On 04/06/2018 04:29 PM, Alexandre Arruda wrote:

> 2018-04-06 9:39 GMT-03:00 Tomas Vondra <tomas.vondra@xxxxxxxxxxxxxxx

> <mailto:tomas.vondra@2ndquadrant.com>>:

>

>

>

>     On 04/06/2018 02:09 AM, Alexandre Arruda wrote:

>     > Hi,

>     >

>     > Some time ago, I had this errors frequently showed in logs after some

>     > autovacuum in some tables(pg 9.6). VACUUM FULL or CLUSTER in this tables

>     > show the same and not complete the tasks (showed by some table bloat

>     > select).

>     > Then, I did a full dump/restore into a new version (10.2) and everything

>     > is ok for a couple of months. Now, I have errors like this again:

>     >

>     > db1=# cluster pc44t;

>     >

>     > ERROR:  found multixact 134100944 from before relminmxid 192042633

>     >

>     >  

>     >

>     > Like before, the only way to make the errors to desapear is by

>     > dump/reload the whole table.

>     >

>     >

>     > Thanks for any help.

>     >

>

>     That's going to be hard, unless you still have the cluster around.

>

>     This surely seems like some sort of data corruption issue, but without

>     being able to inspect the data pages it's nearly impossible to determine

>     what went wrong.

>

>     We'd also need more information about what happened to the hardware and

>     cluster before the issues started to appear - crashes, hardware issues.

>     And so on.

>

>     regards

>

>     --

>     Tomas Vondra                  http://www.2ndQuadrant.com

>     PostgreSQL Development, 24x7 Support, Remote DBA, Training & Services

>

>

> Hi Tomas,

> The old cluster are gone, unfortunatly.

>

> This server is a 128GB ECC RAM with a dual redundant hba fiber channel

> connect to a sotorage with Raid 6 and I don't have (apparently) any

> errors reported.

> Yesterday I did a test with one table:  some sum aggragates, count(*),

> etc, then dump/reload and repeat the tests the results (of querys) are

> the same, regarding the vacuum problem

> thats disapeared.

>

I'm not sure I understand correctly. So you can reproduce the issue? If

yes, how can you share the scripts/data you use (and how large is it)?

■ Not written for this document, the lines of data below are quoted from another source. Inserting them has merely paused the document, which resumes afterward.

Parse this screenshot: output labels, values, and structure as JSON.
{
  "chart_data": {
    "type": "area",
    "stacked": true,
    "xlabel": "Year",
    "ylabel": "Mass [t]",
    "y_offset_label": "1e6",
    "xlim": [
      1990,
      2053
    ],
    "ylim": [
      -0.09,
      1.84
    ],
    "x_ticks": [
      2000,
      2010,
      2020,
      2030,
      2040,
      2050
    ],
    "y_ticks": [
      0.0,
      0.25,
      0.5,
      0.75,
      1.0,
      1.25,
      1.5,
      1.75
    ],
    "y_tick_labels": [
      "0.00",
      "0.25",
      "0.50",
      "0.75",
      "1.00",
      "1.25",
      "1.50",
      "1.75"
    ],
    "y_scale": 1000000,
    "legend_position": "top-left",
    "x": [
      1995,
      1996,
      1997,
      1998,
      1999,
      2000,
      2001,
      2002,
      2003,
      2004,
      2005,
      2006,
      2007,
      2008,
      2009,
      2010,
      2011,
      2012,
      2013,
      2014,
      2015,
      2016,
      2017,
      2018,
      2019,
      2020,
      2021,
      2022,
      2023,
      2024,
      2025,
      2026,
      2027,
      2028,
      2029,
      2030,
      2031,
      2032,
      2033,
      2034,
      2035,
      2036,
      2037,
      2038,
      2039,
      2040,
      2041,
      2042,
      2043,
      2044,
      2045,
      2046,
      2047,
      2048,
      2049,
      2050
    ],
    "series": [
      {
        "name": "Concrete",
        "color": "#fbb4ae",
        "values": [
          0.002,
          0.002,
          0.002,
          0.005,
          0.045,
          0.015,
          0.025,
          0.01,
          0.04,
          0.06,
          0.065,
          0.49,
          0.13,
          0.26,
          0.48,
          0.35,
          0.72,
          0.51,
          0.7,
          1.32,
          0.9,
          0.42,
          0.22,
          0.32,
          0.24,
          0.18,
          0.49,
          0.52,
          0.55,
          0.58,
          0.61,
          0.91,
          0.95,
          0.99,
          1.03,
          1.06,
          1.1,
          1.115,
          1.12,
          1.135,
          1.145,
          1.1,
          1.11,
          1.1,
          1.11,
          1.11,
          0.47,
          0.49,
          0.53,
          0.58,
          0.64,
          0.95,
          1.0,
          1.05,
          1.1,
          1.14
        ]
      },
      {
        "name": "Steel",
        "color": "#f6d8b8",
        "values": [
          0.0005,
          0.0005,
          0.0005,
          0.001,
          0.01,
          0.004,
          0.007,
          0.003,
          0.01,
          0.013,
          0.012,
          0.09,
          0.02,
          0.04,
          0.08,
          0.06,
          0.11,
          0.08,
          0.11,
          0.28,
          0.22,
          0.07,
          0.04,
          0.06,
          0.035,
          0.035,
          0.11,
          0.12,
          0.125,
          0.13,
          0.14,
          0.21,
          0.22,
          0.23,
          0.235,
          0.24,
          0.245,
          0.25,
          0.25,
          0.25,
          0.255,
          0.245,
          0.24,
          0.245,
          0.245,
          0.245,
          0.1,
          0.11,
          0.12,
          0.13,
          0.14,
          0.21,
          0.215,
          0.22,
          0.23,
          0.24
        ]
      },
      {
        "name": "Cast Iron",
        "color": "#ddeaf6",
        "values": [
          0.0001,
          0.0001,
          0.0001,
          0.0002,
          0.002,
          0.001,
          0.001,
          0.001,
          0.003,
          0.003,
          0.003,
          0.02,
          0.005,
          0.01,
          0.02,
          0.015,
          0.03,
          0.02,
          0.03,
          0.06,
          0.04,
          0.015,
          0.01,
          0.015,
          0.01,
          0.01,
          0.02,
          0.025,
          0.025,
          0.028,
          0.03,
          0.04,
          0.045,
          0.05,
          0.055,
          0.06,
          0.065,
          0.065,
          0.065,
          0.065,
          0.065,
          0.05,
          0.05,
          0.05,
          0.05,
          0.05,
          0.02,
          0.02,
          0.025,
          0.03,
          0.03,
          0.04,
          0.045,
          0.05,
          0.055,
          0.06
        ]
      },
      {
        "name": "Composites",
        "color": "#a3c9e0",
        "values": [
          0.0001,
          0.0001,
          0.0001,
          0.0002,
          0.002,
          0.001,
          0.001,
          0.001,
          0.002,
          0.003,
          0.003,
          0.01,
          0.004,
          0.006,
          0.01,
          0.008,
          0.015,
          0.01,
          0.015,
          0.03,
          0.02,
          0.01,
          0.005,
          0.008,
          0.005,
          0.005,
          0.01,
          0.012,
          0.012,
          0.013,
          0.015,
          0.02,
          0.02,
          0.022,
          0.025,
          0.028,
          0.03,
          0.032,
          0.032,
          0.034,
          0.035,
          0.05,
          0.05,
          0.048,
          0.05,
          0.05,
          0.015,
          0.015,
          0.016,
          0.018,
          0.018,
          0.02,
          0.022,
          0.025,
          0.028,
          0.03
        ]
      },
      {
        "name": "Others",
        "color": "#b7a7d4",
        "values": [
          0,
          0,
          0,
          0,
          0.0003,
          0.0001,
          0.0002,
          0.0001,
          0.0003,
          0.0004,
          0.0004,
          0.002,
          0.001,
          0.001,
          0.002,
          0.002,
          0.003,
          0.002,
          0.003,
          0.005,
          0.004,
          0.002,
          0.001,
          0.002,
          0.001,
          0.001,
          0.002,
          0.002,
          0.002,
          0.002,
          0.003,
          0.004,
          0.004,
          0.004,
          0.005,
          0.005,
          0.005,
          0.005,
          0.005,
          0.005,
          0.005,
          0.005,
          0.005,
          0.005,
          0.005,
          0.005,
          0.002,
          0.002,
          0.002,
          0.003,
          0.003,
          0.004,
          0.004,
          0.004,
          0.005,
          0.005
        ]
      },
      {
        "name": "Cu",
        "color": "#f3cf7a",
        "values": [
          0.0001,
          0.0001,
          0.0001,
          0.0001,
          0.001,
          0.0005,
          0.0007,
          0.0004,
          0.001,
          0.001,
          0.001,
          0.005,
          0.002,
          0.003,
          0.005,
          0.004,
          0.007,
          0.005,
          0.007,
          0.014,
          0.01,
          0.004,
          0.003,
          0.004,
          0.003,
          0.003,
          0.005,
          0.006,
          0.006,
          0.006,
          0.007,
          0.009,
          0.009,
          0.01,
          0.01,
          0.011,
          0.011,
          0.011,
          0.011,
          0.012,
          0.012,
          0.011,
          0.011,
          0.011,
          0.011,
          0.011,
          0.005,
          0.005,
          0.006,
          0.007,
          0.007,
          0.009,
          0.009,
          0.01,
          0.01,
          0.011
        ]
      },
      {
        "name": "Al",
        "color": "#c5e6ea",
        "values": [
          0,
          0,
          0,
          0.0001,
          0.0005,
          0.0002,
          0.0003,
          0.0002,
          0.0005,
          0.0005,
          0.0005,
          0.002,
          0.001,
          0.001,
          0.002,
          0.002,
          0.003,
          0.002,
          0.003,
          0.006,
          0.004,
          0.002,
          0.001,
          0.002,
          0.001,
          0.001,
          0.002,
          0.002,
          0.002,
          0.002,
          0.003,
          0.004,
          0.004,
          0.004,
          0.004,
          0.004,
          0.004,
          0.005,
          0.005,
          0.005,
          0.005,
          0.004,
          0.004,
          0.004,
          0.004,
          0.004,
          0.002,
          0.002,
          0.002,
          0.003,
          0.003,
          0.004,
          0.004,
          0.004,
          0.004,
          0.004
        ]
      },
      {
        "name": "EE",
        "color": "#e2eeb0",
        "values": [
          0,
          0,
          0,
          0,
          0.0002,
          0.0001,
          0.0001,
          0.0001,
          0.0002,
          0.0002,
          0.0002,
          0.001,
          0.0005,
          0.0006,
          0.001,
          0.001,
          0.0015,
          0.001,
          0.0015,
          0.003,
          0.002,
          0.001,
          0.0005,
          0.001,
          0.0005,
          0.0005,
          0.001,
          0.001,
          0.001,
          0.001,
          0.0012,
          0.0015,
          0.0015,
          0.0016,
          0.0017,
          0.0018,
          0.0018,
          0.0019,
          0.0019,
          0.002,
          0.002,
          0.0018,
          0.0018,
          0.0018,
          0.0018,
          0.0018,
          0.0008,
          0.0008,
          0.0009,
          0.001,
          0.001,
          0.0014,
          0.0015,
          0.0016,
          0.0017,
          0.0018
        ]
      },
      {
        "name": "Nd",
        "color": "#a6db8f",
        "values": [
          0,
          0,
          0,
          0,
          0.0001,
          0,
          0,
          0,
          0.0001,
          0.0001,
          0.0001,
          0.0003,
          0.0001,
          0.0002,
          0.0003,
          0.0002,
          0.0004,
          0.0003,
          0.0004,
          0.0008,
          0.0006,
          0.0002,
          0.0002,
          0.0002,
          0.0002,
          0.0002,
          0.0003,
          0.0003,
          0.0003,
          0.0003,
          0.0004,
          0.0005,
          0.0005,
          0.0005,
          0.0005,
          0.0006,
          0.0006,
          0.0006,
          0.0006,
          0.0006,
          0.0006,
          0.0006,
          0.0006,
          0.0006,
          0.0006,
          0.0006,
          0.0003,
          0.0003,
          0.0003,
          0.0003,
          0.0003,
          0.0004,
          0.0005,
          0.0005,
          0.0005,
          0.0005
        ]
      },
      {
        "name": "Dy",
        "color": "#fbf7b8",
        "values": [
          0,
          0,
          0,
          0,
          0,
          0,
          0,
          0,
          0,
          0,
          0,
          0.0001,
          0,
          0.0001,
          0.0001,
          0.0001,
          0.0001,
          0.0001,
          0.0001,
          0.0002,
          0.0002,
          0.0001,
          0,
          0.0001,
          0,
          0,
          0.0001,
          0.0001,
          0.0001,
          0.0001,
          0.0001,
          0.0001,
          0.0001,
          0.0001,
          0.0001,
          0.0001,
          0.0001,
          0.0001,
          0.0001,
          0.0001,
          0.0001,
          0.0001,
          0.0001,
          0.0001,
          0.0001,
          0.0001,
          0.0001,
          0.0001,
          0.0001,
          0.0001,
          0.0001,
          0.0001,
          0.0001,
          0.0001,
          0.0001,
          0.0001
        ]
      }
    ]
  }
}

If we could reproduce it locally, it would make the investigation much

easier.

BTW you mentioned you're using PostgreSQL 9.6 - which minor version,

specifically?

regards

Hi Tomas,

No, I can't reproduce. What I did is a simple way to "validate" the current table data to see if a dump/reload
preserve them. Old postgresql was 9.6.5. The problem returns now in new 10.3 installation.

There is a way to correct this tables without a dump/reload ?

I'm thinking to reinstall cluster doing a initdb --data-checksums, but I'm affraid about a severe performance impact.

Best regards,

Alexandre